The eye exam lasted about ten minutes. I was approved for military service with the proviso that I would always have to wear my Army glasses. The "gay thing" took a little longer. At the beginning of the process, we were told to fill out a questionnaire that included little boxes for us to check off items that pertained to us. For example, the Army wanted to know if I had ever been a member of the Abraham Lincoln Brigade, the American volunteer unit that fought against the fascists in the Spanish Civil War back in the 1930's. Membership in this heroic unit would have made me about 60 years old in 1969, so there was no point in checking it off, as much as I admired the brave Americans who fought against Franco.

But I did check off "homosexual tendencies," my ace in the Game of Draft. Granted, the "gay thing," by 1969, had become more of a trend than just a tendency, but the Army was apparently interested in knowing if I was just tilting in that direction, not a fully paid-up member of the homo tribe, which I was. So, I was interviewed by a civilian shrink working on contract for the Army, and I made the big mistake of not lunging across his desk and kissing him on the lips.

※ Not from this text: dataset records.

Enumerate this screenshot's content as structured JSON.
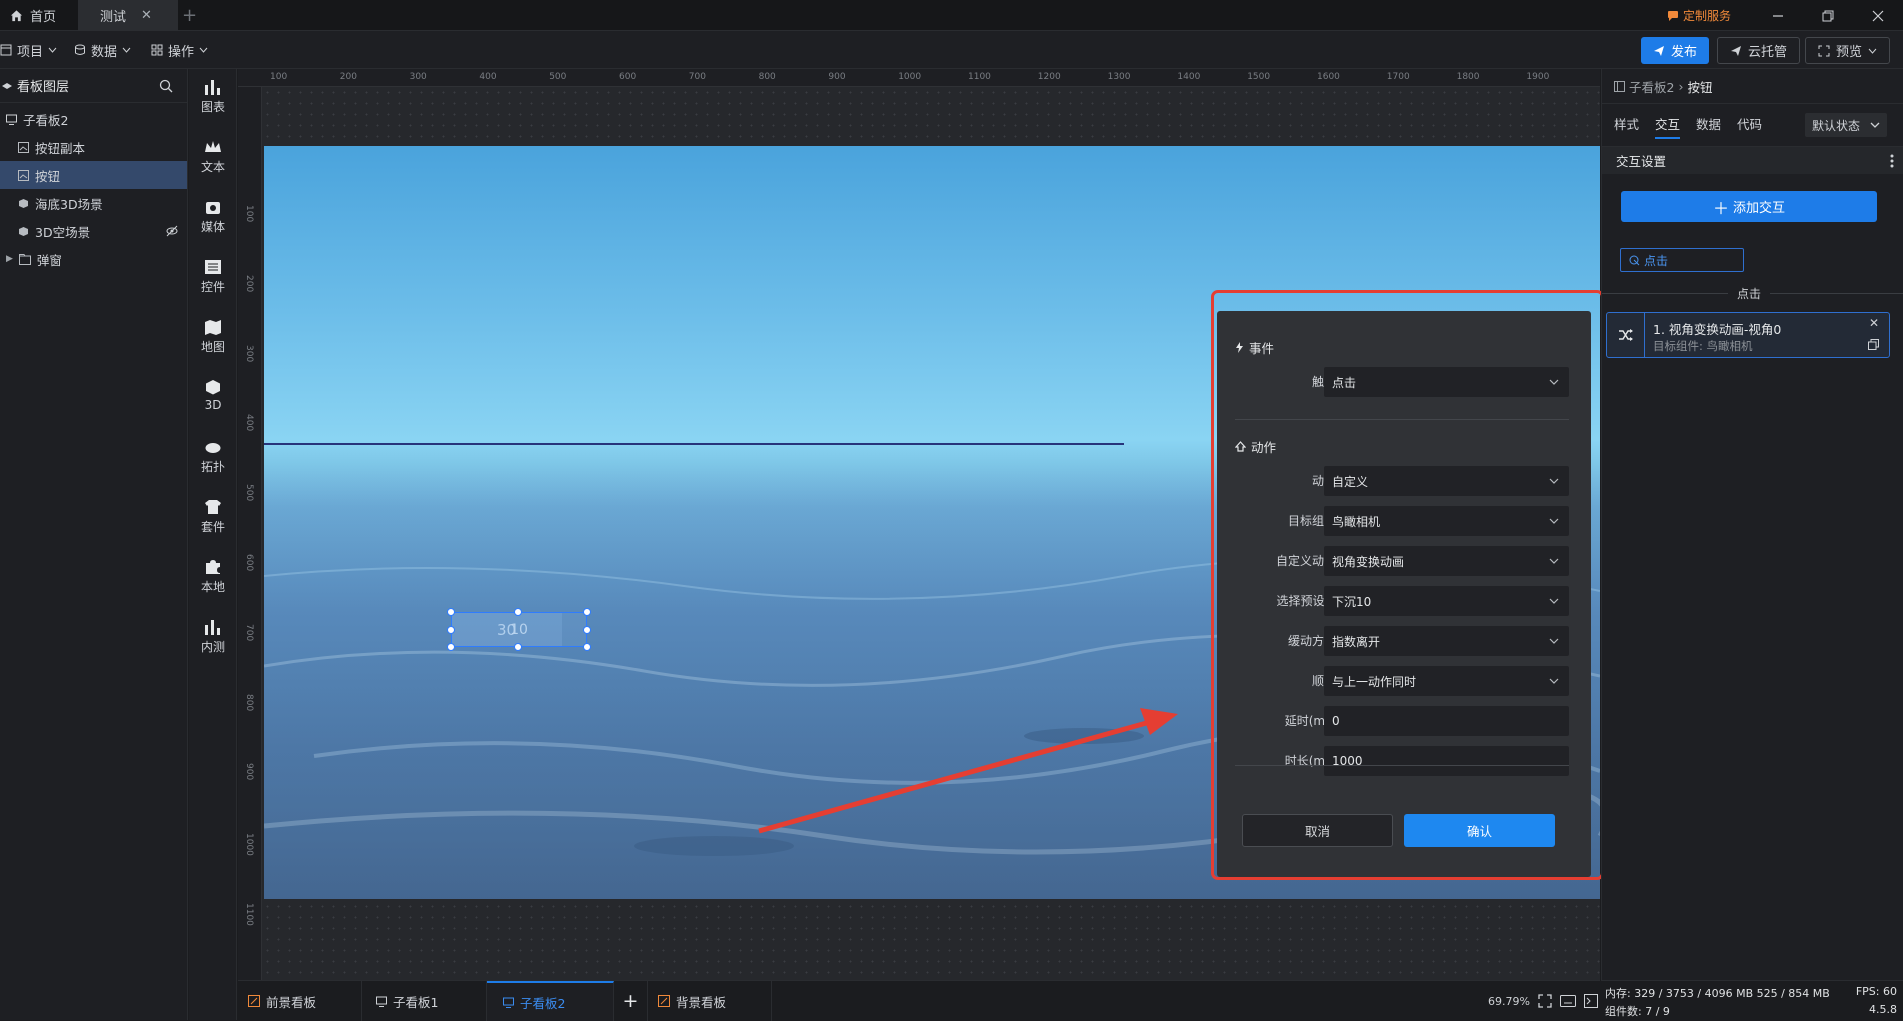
{
  "tabs": {
    "home": "首页",
    "test": "测试",
    "add": "+"
  },
  "top_right": {
    "custom_service": "定制服务"
  },
  "toolbar": {
    "project": "项目",
    "data": "数据",
    "operate": "操作",
    "publish": "发布",
    "cloud": "云托管",
    "preview": "预览"
  },
  "layers": {
    "title": "看板图层",
    "items": [
      {
        "label": "子看板2"
      },
      {
        "label": "按钮副本"
      },
      {
        "label": "按钮"
      },
      {
        "label": "海底3D场景"
      },
      {
        "label": "3D空场景"
      },
      {
        "label": "弹窗"
      }
    ]
  },
  "rail": [
    "图表",
    "文本",
    "媒体",
    "控件",
    "地图",
    "3D",
    "拓扑",
    "套件",
    "本地",
    "内测"
  ],
  "ruler": {
    "top": [
      "100",
      "200",
      "300",
      "400",
      "500",
      "600",
      "700",
      "800",
      "900",
      "1000",
      "1100",
      "1200",
      "1300",
      "1400",
      "1500",
      "1600",
      "1700",
      "1800",
      "1900"
    ],
    "left": [
      "100",
      "200",
      "300",
      "400",
      "500",
      "600",
      "700",
      "800",
      "900",
      "1000",
      "1100"
    ]
  },
  "canvas": {
    "button1_text": "10",
    "button2_text": "30"
  },
  "modal": {
    "event_title": "事件",
    "trigger_label": "触发",
    "trigger_value": "点击",
    "action_title": "动作",
    "fields": [
      {
        "label": "动作",
        "value": "自定义"
      },
      {
        "label": "目标组件",
        "value": "鸟瞰相机"
      },
      {
        "label": "自定义动作",
        "value": "视角变换动画"
      },
      {
        "label": "选择预设...",
        "value": "下沉10"
      },
      {
        "label": "缓动方式",
        "value": "指数离开"
      },
      {
        "label": "顺序",
        "value": "与上一动作同时"
      }
    ],
    "inputs": [
      {
        "label": "延时(ms)",
        "value": "0"
      },
      {
        "label": "时长(ms)",
        "value": "1000"
      }
    ],
    "cancel": "取消",
    "confirm": "确认"
  },
  "right_panel": {
    "breadcrumb_parent": "子看板2",
    "breadcrumb_current": "按钮",
    "tabs": [
      "样式",
      "交互",
      "数据",
      "代码"
    ],
    "state_select": "默认状态",
    "section_title": "交互设置",
    "add_interaction": "添加交互",
    "event_tag": "点击",
    "divider_label": "点击",
    "interaction_title": "1. 视角变换动画-视角0",
    "interaction_sub": "目标组件: 鸟瞰相机"
  },
  "bottom_tabs": [
    "前景看板",
    "子看板1",
    "子看板2",
    "背景看板"
  ],
  "bottom_add": "+",
  "zoom": "69.79%",
  "stats": {
    "memory": "内存: 329 / 3753 / 4096 MB 525 / 854 MB",
    "fps": "FPS: 60",
    "components": "组件数: 7 / 9",
    "version": "4.5.8"
  },
  "colors": {
    "accent": "#1e7ce8",
    "highlight": "#e53e32",
    "selected_layer": "#34496b"
  }
}
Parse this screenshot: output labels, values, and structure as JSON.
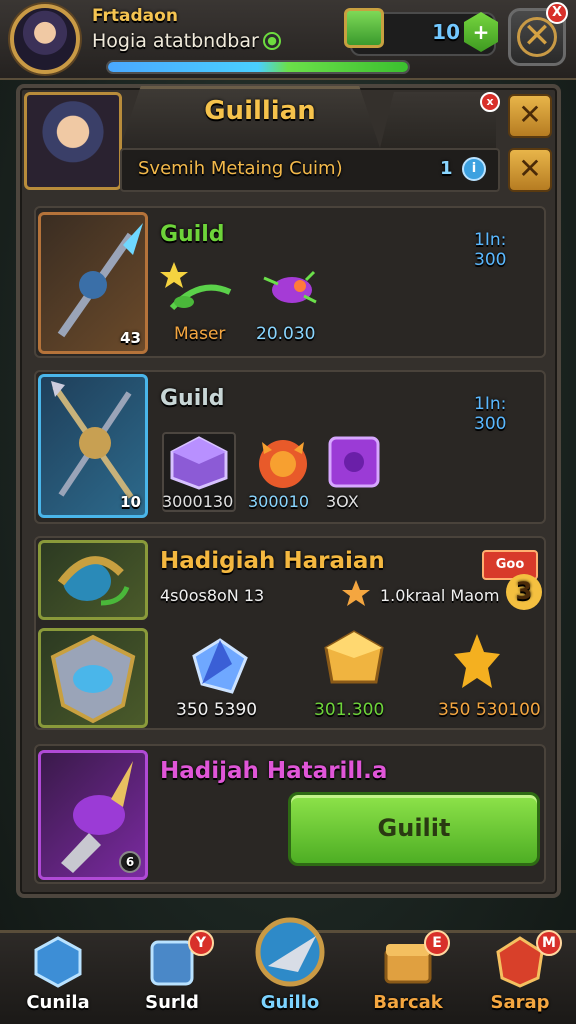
{
  "player": {
    "title": "Frtadaon",
    "subtitle": "Hogia atatbndbar",
    "xp_progress": 1.0
  },
  "currency": {
    "chest_count": "10",
    "plus_symbol": "+"
  },
  "window": {
    "close_symbol": "✕",
    "badge": "X"
  },
  "guild": {
    "name": "Guillian",
    "subtitle": "Svemih Metaing Cuim)",
    "member_count": "1",
    "info_symbol": "i",
    "header_close": "✕",
    "sub_close": "✕",
    "header_badge": "x"
  },
  "rows": [
    {
      "title": "Guild",
      "time": "1In: 300",
      "level": "43",
      "label_a": "Maser",
      "value_b": "20.030"
    },
    {
      "title": "Guild",
      "time": "1In: 300",
      "level": "10",
      "values": [
        "3000130",
        "300010",
        "3OX"
      ]
    },
    {
      "title": "Hadigiah Haraian",
      "sub_left": "4s0os8oN 13",
      "sub_right": "1.0kraal Maom",
      "badge_num": "3",
      "badge_text": "Goo",
      "values": [
        "350 5390",
        "301.300",
        "350 530100"
      ]
    },
    {
      "title": "Hadijah Hatarill.a",
      "button_label": "Guilit",
      "level": "6"
    }
  ],
  "nav": [
    {
      "label": "Cunila",
      "badge": "",
      "color": "#ffffff"
    },
    {
      "label": "Surld",
      "badge": "Y",
      "color": "#ffffff"
    },
    {
      "label": "Guillo",
      "badge": "",
      "color": "#7cd3ff"
    },
    {
      "label": "Barcak",
      "badge": "E",
      "color": "#f4a640"
    },
    {
      "label": "Sarap",
      "badge": "M",
      "color": "#f4a640"
    }
  ]
}
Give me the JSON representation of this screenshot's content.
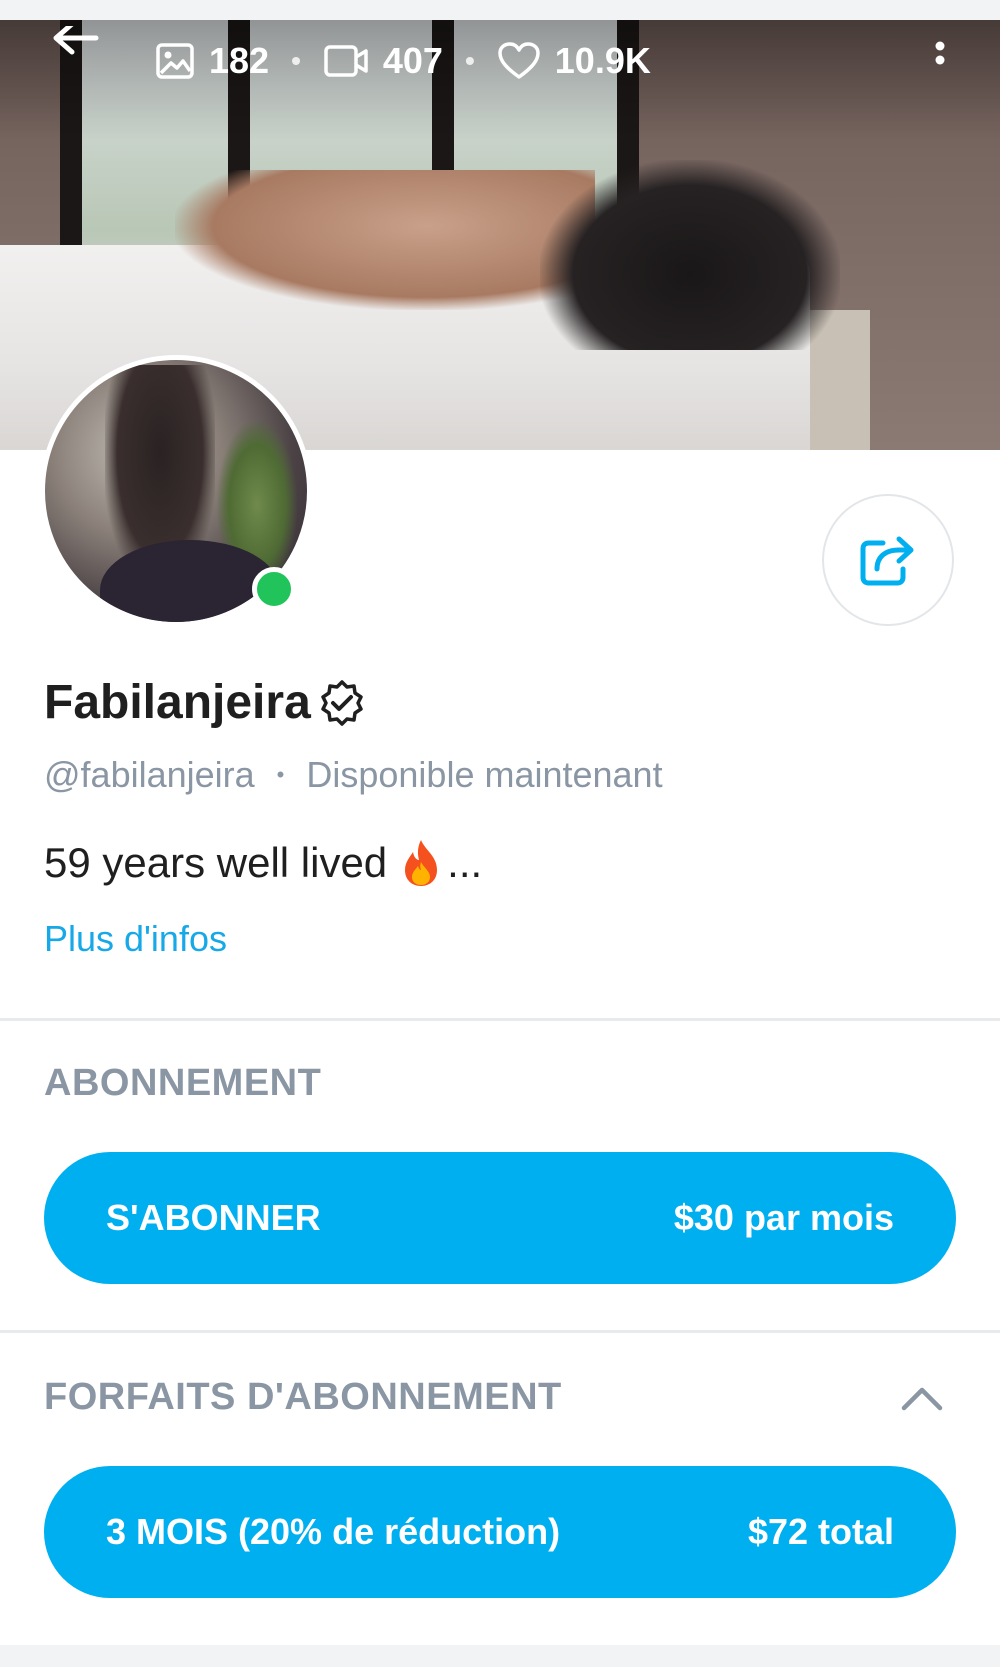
{
  "stats": {
    "images": "182",
    "videos": "407",
    "likes": "10.9K",
    "separator": "•"
  },
  "profile": {
    "name": "Fabilanjeira",
    "handle": "@fabilanjeira",
    "status": "Disponible maintenant",
    "separator": "•",
    "bio": "59 years well lived",
    "bio_suffix": "...",
    "more_info": "Plus d'infos"
  },
  "subscription": {
    "title": "ABONNEMENT",
    "subscribe_label": "S'ABONNER",
    "subscribe_price": "$30 par mois"
  },
  "bundles": {
    "title": "FORFAITS D'ABONNEMENT",
    "items": [
      {
        "label": "3 MOIS (20% de réduction)",
        "price": "$72 total"
      }
    ]
  },
  "colors": {
    "accent": "#00aff0",
    "link": "#16a8e7",
    "online": "#21c45a",
    "muted": "#8a96a3"
  },
  "icons": [
    "back-arrow-icon",
    "image-icon",
    "video-icon",
    "heart-icon",
    "more-vertical-icon",
    "share-icon",
    "verified-badge-icon",
    "flame-icon",
    "chevron-up-icon"
  ]
}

The guy asked me if I liked women, and I said yes, another big mistake. He asked me if I had dated women, and I foolishly told the truth. He asked me if I had experienced orgasm as a result of intercourse with a woman, and again I told him yes. Sex with men was not among the questions.

I could have described in great detail the hot affair I had experienced with another student who eventually dumped me, because he was afraid of discovery. I had nursed a broken heart for more than a year, but my first big love affair was not on the shrink's agenda. I could have described in detail the dormitory orgies that included a couple of top tier basketball players and a guy who later helped bomb Hanoi as an Air Force pilot. I might even have talked about the furtive locker room action that followed my daily four mile run as the unofficial mascot of the cross country team, but I never had the chance.

Nope. I was officially categorized as a Grade-A, All-American straight guy, a member of the heterosexual club, butch beef on the hoof. And I was soon headed for basic training at Fort Leonard Wood.

I would have done better if I had shit my pants.



Harry W. Haines was born in Mount Holly, New Jersey and was drafted, much against his better judgment, in 1969. He served in the US Army until 1971, including one tour of duty in South Vietnam. He has been a professor of communication for 40 years and is writing a memoir about his experience as a gay, anti-war soldier. He teaches at Montclair State University.